Pada saat yang sama, globalisasi menyeragamkan selera melalui kehadiran jaringan toko di ratusan kota dunia yang menjual produk merek mode tertentu. Hal tersebut menimbulkan reaksi pada sebagian kelas menengah-atas Jakarta untuk menggunakan produk lokal.
Ketua Cita Tenun Indonesia (CTI) Ny Okke Hatta Rajasa, misalnya, mengatakan, pembinaan perajin tenun lokal bertujuan membangkitkan ekonomi masyarakat di daerah-daerah.
Priyo Octaviano, perancang busana, bekerja bersama penenun di daerah Sidemen dan Nusa Penida, Bali, agar mendapat kain tenun berkualitas dan khas. ”Tenun kita kaya dan memberi nilai tambah pada produk mode kita,” kata Priyo.
Pengakuan UNESCO pada batik Indonesia sebagai warisan budaya dunia berhasil menjadikan batik sebagai gaya hidup kelas menengah dan menghidupi perajin batik, termasuk Lasem, yang bangkit lagi produksinya sejak pertengahan 2000-an.
Peran perancang busana dan media menjadi penting karena memberi pencitraan tentang identitas yang dapat diraih semua orang melalui gaya hidup.

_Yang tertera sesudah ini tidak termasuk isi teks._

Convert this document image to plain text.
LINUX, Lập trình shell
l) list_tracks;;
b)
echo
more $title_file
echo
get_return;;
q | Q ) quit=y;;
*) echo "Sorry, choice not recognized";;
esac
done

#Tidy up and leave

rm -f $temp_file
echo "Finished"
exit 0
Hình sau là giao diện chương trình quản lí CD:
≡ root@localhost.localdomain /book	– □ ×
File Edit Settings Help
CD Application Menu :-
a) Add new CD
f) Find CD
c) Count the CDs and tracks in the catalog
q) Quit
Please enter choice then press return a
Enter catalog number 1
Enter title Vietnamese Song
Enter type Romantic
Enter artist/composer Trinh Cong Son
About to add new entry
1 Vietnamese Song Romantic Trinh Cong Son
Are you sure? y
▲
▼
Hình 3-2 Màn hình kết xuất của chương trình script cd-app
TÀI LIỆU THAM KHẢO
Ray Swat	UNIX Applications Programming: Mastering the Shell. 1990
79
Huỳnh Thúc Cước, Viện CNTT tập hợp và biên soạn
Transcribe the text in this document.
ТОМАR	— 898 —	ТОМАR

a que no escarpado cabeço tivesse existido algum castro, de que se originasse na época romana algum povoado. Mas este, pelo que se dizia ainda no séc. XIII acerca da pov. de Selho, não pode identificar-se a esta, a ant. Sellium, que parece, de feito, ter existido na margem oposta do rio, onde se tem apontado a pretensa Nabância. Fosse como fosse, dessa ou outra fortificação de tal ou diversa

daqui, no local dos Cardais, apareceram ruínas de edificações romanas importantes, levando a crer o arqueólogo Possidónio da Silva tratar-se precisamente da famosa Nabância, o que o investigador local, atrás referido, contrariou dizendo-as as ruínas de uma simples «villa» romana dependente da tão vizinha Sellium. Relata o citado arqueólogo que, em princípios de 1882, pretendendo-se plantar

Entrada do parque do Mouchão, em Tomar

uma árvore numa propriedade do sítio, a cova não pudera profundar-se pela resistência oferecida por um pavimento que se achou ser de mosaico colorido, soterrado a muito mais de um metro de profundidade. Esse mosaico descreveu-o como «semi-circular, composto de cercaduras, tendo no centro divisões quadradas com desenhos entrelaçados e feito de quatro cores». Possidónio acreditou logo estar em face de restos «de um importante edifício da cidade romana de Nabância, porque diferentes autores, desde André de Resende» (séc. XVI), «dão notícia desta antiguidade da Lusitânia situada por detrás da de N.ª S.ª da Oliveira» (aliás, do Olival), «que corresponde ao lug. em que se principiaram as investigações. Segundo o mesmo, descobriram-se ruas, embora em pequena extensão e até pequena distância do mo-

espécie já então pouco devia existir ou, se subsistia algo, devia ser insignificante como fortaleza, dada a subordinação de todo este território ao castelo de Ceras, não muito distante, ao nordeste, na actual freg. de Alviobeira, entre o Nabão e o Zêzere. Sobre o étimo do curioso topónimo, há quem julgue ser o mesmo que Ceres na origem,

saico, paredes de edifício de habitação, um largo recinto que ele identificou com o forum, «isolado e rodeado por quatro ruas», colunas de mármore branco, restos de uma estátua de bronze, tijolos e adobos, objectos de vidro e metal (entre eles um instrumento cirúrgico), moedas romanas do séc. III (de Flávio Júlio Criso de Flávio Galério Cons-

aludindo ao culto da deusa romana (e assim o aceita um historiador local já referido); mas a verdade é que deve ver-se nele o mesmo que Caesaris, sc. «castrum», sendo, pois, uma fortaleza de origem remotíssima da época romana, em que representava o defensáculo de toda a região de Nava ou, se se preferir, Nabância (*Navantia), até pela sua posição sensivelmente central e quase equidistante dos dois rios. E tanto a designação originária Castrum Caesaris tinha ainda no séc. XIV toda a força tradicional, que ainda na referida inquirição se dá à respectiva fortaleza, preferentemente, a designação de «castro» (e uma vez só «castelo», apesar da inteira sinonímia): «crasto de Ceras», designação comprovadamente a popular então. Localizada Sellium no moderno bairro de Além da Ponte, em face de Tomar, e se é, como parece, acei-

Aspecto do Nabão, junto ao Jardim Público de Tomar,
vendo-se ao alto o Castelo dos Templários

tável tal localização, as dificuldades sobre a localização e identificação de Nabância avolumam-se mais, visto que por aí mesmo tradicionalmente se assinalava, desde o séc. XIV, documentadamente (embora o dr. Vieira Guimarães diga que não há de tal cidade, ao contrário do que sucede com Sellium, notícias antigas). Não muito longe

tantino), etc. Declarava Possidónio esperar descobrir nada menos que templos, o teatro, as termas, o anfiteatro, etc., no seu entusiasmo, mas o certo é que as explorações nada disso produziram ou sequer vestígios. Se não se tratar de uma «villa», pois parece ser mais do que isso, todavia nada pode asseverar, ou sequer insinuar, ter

Karena itu, industri pakaian batik tumbuh subur tiga tahun terakhir dengan berbagai segmen kualitas.
Kegandrungan akan konsumsi tersebut dari sisi lingkungan setidaknya memboroskan karbon lebih rendah daripada bila produk tersebut didatangkan dari negeri yang lebih jauh dan menumbuhkan ekonomi lokal. Karena itu, kalaupun pemerintah ingin mendorong konsumsi kelas menengah sebagai sumber pertumbuhan ekonomi, konsumsi tersebut diarahkan memberi nilai tambah pada ekonomi lokal.